- Folha de S. Paulo
Brexit expõe bem os problemas que cercam o conceito do sistema
Gostamos de pensar a democracia como o regime em que o povo é soberano e identificamos eleições à expressão da vontade popular. É claro que isso funciona melhor como palavra de ordem do que como um critério aplicável na vida real. O brexit expõe bem os problemas que cercam o conceito.
A maior dificuldade diz respeito ao aferimento dessa suposta vontade. O Reino Unido deverá abandonar a União Europeia (UE) porque a maioria dos eleitores optou pela saída no referendo de junho de 2016. Hoje, contudo, a crer em pesquisas, a maioria não apenas é a favor de refazer a votação como decidiria permanecer no bloco. Qual vontade popular deve prevalecer? Aquela registrada na consulta formal ou a presente, estimada em sondagens?
Não é difícil encontrar bons argumentos para defender qualquer uma das posições. Nenhuma democracia pode dispensar inteiramente os formalismos. Ganha a eleição o candidato que obtém mais votos depositados em urna na data marcada para o pleito, não o sujeito que apareceu algum dia à frente nas pesquisas, hipótese em que precisaríamos trocar de governantes com a mesma frequência com que trocamos a roupa de baixo.
Por outro lado, faz sentido argumentar que agora, após acompanhar as complicadas negociações em torno do divórcio com a UE e familiarizar-se com várias simulações do que pode acontecer com a economia após a saída do bloco, o eleitor britânico está muito mais preparado para votar com conhecimento de causa e tomar a decisão mais sábia.
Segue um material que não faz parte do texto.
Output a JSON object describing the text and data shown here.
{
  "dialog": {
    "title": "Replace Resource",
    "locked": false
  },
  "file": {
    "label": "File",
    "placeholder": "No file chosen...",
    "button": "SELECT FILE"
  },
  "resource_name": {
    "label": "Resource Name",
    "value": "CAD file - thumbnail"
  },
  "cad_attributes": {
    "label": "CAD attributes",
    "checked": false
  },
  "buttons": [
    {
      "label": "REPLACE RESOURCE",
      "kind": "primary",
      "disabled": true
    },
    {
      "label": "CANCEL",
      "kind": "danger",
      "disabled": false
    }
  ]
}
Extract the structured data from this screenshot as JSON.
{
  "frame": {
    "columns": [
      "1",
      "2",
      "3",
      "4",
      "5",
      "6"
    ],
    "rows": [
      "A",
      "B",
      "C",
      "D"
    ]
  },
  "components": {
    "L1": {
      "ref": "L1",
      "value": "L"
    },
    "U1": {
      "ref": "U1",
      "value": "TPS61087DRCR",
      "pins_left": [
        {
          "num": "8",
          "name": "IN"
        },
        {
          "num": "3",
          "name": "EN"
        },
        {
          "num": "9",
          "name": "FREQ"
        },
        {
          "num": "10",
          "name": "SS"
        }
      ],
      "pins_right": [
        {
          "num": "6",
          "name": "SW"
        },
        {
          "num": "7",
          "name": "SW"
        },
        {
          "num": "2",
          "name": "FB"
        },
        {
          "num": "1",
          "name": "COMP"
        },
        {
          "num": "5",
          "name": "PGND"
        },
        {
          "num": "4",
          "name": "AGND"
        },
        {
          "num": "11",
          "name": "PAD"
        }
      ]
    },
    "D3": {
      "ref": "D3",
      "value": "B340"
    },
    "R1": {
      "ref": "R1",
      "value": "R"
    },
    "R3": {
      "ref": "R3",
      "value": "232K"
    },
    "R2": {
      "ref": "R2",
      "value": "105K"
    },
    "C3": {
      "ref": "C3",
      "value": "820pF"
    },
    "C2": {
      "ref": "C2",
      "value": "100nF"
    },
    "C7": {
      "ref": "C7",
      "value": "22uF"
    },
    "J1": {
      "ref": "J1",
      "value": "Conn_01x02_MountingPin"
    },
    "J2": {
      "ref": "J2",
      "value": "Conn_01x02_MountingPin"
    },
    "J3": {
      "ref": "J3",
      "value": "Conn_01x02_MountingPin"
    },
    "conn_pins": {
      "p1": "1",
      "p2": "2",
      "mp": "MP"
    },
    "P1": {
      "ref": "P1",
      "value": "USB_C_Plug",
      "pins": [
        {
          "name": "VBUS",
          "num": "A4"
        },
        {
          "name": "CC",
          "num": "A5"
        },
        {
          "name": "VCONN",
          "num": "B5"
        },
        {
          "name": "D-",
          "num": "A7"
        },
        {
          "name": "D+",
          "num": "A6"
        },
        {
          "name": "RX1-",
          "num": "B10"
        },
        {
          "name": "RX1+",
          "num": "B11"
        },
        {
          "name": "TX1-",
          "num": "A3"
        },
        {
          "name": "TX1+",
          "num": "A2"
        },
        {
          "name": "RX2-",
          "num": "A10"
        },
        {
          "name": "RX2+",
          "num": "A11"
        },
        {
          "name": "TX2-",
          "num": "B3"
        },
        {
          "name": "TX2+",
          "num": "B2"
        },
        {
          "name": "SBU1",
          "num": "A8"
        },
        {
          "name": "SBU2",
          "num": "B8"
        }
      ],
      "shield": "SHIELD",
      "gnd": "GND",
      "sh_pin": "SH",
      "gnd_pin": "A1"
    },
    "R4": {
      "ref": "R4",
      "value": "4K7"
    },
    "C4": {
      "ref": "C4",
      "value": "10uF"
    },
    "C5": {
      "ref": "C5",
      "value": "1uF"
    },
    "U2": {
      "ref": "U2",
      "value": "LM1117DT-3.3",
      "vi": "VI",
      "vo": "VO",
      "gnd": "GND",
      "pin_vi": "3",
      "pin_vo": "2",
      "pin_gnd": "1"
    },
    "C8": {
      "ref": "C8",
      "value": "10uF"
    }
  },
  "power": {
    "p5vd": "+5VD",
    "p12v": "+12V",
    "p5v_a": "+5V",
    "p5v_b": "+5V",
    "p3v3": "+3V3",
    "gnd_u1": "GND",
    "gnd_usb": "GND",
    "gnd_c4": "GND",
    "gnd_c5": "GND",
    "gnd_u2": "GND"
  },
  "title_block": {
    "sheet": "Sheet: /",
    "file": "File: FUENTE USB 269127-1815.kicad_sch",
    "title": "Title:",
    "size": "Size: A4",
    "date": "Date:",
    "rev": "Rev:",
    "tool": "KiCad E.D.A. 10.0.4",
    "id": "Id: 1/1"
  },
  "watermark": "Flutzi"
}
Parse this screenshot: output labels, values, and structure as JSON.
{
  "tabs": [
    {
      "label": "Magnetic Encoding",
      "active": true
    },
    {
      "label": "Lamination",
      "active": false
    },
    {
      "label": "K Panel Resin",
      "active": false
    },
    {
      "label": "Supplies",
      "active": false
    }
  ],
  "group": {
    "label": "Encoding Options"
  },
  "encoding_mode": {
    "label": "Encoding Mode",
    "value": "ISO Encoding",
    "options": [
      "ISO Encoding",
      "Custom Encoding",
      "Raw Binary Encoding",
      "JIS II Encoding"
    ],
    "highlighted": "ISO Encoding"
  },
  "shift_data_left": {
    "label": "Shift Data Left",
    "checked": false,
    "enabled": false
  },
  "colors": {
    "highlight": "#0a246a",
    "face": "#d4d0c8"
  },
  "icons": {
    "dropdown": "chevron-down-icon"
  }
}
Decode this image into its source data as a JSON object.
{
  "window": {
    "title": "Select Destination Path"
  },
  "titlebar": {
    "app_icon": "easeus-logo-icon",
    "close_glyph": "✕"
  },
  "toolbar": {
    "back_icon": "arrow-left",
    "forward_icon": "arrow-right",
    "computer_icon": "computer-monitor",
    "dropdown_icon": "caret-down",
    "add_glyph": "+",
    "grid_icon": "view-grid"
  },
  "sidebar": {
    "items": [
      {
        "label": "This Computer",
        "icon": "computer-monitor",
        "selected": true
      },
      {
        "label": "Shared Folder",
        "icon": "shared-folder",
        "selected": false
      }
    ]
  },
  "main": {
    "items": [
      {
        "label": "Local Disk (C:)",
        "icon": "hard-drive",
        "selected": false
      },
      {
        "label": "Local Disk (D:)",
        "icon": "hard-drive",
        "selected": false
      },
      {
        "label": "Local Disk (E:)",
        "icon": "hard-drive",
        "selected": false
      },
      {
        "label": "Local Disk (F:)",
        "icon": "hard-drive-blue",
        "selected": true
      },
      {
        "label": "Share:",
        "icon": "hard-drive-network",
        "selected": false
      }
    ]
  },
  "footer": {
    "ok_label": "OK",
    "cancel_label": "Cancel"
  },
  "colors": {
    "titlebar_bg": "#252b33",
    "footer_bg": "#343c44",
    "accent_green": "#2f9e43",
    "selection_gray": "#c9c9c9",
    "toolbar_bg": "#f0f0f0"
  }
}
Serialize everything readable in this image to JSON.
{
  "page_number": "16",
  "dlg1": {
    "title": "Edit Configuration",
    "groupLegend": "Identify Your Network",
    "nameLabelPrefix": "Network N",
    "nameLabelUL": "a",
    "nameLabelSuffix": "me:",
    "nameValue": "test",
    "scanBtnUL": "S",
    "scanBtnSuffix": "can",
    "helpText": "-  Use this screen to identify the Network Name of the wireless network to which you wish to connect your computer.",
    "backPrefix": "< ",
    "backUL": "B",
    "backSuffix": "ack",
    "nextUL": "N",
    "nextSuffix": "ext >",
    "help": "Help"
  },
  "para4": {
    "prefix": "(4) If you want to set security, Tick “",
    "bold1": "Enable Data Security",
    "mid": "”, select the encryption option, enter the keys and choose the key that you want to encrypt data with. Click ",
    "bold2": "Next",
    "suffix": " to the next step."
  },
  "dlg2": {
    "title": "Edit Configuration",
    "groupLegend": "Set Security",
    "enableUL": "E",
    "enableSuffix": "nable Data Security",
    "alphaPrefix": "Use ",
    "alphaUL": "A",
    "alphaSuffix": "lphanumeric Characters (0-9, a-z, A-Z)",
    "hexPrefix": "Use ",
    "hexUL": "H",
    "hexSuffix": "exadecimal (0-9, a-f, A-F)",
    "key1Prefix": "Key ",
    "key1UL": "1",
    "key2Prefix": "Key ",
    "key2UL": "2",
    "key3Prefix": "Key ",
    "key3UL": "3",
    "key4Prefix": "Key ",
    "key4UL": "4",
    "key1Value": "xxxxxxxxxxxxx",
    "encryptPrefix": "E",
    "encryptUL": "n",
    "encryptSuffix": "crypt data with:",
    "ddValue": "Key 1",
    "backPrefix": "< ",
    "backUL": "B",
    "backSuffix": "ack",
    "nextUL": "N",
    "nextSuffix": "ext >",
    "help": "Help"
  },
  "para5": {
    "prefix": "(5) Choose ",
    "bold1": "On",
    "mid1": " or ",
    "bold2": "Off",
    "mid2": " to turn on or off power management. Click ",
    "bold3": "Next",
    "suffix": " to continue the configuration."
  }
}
Por que, então, o governo resiste tanto em convocar um segundo referendo? Porque fazê-lo constituiria um belo golpe contra o processo democrático, já que a consulta para valer foi a de 2016, quando o brexitvenceu. Em resumo, é para preservar a soberania da vontade popular que o governo britânico se recusa a ouvir a vontade do povo. Se soou contraditório, é porque é complicado mesmo.